The update tool is like an 'apply' button which affects the world coordinate system any time you modify your reference data, i.e. gcp or camera coordinates. It doesn't affect the positions of cameras relative to each other, so any dense cloud or mesh is preserved in the new coordinate system that you have defined/modified by the addition/edition of coordinate data.

The optimize tool also takes account of your reference data, and any changes to it, but it also looks at changes to tie points (i.e. from edits to the sparse cloud including gradual selection/deletion) and also treats markers (with or without coordinates) as valid tie points and uses this info to re-estimate the position of cameras relative to each other, and within the coordinate system, and their interior orientation parameters (depending on which you enable when prompted). If you modify your camera calibration groups then you will also see different results after using optimize. Any changes resulting from this optimization mean that the dense cloud and mesh etc are now obsolete and need to be regenerated from the newly optimized sparse cloud. Edits to the sparse cloud which reduce the number of tie points in any image below a certain threshold (i'm not sure what it is) mean that it's position can no longer be estimated and so it will be reset (no longer aligned).

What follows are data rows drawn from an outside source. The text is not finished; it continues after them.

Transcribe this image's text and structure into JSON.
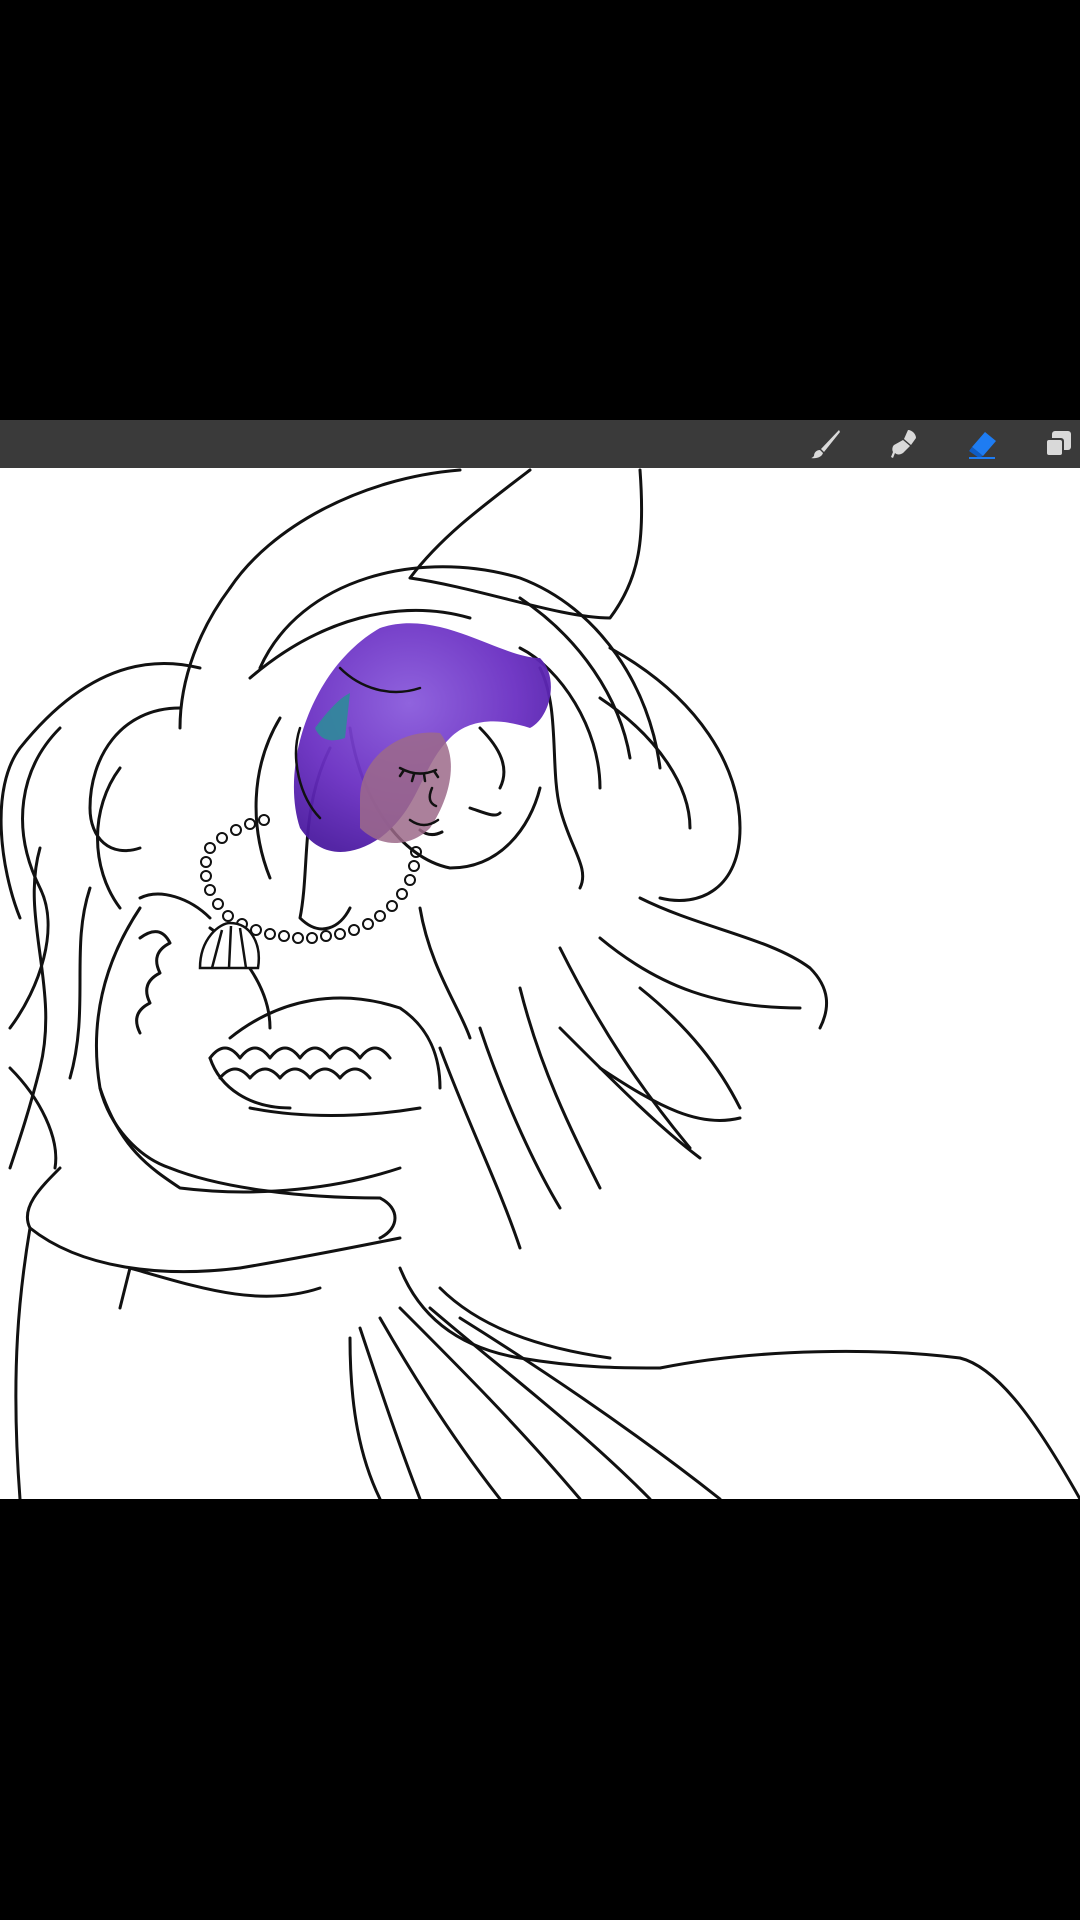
{
  "toolbar": {
    "tools": [
      {
        "name": "brush-tool",
        "icon": "brush-icon",
        "active": false
      },
      {
        "name": "smudge-tool",
        "icon": "smudge-icon",
        "active": false
      },
      {
        "name": "eraser-tool",
        "icon": "eraser-icon",
        "active": true
      },
      {
        "name": "layers-tool",
        "icon": "layers-icon",
        "active": false
      }
    ],
    "active_color": "#1e7cf2",
    "inactive_color": "#d9d9d9"
  },
  "canvas": {
    "background": "#ffffff",
    "line_color": "#111111",
    "hair_color": "#6a2fc2",
    "skin_color": "#9c6a8a",
    "fin_color": "#2f8a9a"
  }
}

Just hitting optimize alone will have very little effect (some small effect due to stochastic nature of the algorithms, presumably?) unless:
  • You edit the sparse cloud
  • You add/move/remove any markers
  • You changed any GCP or camera coordinates
  • You change camera calibration groups/calibration model
  • You want to optimize additional lens distortion parameters

Hitting the update button will do nothing unless:
  • You add/move/remove any markers
  • You changed any GCP or camera coordinates

Note these lists are probably not exhaustive, and I have no inside knowledge so this is all based on experience and observation.

James

  • Hero Member
  • *****
  • Posts: 748
    • View Profile
Re: Georeferencing using GCPs: Optimize -vs- Update tool
« Reply #3 on: November 28, 2017, 02:29:17 PM »
...continued

So if you align your images with GCPs from the start, and do not need to change any coordinates, and are happy with the sparse cloud and error values, then you don't really need to optimize/update anything.

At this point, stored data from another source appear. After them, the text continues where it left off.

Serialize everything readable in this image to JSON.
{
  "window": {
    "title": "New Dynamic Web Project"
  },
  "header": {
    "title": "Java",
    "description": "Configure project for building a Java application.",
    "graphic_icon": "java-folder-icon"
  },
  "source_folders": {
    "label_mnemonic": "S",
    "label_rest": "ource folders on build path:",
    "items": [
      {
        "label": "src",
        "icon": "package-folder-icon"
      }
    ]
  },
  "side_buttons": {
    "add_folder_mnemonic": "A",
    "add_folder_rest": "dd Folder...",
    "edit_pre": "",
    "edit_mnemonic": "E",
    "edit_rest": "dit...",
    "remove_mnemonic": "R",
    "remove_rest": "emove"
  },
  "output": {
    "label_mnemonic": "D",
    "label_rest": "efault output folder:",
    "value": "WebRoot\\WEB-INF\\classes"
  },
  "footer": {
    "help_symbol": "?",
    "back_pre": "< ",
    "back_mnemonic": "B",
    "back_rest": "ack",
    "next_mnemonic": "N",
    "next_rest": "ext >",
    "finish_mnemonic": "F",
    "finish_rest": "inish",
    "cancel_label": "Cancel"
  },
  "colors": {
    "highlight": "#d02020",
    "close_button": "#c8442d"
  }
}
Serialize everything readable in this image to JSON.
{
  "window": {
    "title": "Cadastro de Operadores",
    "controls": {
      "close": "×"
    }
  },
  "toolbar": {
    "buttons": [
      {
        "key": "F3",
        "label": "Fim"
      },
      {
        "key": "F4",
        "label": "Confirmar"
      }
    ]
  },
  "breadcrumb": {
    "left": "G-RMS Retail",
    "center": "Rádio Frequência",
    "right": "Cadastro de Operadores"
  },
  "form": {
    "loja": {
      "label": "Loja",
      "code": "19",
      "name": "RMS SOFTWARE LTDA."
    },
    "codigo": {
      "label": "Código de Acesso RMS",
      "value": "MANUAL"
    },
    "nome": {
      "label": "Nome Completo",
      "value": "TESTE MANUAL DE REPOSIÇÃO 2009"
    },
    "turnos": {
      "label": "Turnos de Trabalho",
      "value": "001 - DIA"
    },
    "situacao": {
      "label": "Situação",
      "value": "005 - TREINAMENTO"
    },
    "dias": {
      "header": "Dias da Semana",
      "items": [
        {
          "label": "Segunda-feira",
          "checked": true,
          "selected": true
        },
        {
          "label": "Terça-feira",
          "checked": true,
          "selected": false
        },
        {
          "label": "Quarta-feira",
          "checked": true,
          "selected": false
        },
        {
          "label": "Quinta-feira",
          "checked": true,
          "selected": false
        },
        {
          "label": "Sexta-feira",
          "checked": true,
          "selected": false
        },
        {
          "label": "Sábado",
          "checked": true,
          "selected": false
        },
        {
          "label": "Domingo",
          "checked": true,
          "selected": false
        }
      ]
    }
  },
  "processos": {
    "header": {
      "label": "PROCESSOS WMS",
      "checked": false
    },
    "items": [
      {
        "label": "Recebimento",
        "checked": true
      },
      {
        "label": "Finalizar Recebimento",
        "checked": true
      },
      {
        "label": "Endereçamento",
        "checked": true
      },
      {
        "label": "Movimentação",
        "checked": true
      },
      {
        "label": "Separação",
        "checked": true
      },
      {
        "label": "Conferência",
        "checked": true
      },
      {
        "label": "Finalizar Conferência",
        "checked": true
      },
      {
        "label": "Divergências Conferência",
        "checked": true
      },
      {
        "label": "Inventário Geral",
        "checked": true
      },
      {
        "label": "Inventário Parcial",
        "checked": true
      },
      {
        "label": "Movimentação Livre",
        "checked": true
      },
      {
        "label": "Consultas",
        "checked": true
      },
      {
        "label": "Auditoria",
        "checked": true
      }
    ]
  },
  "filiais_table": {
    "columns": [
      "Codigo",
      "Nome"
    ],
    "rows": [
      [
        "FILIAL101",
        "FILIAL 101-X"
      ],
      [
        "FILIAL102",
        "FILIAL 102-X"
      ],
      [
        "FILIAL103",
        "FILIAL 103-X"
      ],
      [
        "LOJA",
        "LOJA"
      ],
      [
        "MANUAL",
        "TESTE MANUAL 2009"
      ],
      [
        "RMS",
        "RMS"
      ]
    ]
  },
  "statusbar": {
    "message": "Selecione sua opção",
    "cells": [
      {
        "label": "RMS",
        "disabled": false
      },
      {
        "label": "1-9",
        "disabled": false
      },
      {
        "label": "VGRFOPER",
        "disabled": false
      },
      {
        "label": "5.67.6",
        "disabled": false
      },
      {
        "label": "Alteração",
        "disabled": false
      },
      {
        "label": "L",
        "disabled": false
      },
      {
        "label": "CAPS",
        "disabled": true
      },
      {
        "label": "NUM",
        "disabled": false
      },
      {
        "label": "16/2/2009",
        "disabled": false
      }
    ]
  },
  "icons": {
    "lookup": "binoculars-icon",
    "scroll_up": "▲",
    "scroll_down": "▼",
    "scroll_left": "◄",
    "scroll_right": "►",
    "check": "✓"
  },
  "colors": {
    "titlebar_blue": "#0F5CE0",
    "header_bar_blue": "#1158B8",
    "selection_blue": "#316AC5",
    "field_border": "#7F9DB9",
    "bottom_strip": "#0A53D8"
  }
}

If you align your images with GCPs from the start, and notice some GCPs are misplaced or have incorrect coordinates then you would probably want to correct that and then optimize.

If you align your images with or without GCPs and there is clearly something dodgy in the sparse cloud then you would want to clean up the sparse cloud and then optimize.

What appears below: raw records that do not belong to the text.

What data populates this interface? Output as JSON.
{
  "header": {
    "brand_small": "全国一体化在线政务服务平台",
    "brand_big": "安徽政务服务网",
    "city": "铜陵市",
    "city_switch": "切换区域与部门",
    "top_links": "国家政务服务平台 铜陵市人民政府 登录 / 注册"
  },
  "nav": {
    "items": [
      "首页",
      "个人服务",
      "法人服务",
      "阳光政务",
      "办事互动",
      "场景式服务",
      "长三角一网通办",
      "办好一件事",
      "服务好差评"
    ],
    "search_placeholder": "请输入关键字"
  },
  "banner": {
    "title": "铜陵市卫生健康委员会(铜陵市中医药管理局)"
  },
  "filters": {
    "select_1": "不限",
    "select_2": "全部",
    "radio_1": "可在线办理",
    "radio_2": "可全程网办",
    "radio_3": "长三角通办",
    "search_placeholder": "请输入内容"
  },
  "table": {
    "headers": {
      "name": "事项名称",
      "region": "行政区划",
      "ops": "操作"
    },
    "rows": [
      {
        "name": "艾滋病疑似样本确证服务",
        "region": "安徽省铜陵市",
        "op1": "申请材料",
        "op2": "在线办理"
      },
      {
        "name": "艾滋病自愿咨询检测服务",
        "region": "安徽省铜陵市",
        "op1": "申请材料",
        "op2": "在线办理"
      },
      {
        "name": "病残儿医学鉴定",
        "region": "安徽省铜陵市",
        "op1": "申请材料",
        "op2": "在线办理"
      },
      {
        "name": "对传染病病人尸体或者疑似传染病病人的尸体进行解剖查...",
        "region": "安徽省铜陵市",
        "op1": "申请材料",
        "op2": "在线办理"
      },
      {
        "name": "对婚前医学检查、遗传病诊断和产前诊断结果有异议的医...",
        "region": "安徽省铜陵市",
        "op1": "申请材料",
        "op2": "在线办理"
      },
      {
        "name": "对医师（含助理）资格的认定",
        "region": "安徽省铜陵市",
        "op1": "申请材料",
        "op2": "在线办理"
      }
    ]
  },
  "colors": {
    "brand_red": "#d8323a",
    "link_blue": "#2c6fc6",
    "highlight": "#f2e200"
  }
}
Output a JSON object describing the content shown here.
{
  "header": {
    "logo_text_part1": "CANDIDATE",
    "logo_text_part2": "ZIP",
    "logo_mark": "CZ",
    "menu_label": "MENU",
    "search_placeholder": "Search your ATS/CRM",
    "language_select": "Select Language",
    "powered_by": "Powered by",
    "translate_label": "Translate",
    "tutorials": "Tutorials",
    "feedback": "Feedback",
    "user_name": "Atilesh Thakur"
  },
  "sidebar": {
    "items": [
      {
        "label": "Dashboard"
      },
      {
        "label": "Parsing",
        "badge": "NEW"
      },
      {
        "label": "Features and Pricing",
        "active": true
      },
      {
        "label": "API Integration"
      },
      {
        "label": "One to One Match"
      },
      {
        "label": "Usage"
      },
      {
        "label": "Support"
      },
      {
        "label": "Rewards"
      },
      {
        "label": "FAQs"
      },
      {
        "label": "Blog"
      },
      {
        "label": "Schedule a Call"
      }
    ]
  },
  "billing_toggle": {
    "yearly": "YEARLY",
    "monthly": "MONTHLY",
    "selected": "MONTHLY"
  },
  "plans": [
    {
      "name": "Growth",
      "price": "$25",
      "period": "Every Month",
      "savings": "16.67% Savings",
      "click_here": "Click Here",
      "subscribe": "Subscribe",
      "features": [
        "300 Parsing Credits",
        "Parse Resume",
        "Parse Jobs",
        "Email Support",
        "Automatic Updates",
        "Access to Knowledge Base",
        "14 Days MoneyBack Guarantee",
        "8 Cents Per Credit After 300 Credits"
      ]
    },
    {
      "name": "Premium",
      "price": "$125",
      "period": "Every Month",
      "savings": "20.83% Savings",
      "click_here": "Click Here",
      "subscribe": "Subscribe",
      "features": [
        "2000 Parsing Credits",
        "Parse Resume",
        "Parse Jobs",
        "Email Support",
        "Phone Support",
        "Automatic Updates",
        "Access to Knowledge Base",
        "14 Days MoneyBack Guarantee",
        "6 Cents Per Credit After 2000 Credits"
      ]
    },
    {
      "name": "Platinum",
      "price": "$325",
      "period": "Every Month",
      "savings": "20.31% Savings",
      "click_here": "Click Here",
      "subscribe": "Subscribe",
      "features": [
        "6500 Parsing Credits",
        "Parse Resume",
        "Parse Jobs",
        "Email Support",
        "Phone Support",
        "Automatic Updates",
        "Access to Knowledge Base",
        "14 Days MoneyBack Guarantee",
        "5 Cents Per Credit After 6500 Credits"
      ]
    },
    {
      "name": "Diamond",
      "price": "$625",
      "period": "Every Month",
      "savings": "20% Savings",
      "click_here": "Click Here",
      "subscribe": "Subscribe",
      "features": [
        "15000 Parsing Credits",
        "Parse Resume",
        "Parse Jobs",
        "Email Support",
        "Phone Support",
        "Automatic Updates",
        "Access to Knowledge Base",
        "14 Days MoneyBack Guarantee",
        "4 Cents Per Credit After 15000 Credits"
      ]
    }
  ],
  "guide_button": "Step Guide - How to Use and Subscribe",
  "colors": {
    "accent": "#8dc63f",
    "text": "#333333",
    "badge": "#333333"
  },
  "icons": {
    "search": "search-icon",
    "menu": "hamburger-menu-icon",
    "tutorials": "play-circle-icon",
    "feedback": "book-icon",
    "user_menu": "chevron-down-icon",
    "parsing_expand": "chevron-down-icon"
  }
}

If you align your images without GCPs and it looks fine, then add GCPs then you would hit update and inspect the error values.

If they are all acceptable then you probably don't need to do anything.

If they are not acceptable you might find that you entered one incorrectly, in which case you would correct it and hit update again. Then inspect the error values and if they are now acceptable then nothing more to do.

If they are still not as good as you think they should be then you can assign an accuracy value to each and hit optimize and it will try to re-estimate everything with this additional information. If it turns out that you did still enter the coordinates incorrectly then the 'optimized' alignment may be worse than it was before.

If it was not acceptable and you didn't enter anything incorrectly then you may have misplaced a marker in one or more images, in which case you need to correct this and hit optimize.

If you really made no mistakes with markers, and your images are ok, then photoscan has mismatched something and you need to find the error in the sparse cloud and delete those points before trying optimize again.

When it still doesn't work then that's a whole other thread.

Jeremiah_ROWE

  • Guest
Re: Georeferencing using GCPs: Optimize -vs- Update tool
« Reply #4 on: November 28, 2017, 05:53:35 PM »
Thanks for your well thought response. Seems to align with my general way of thinking about it too.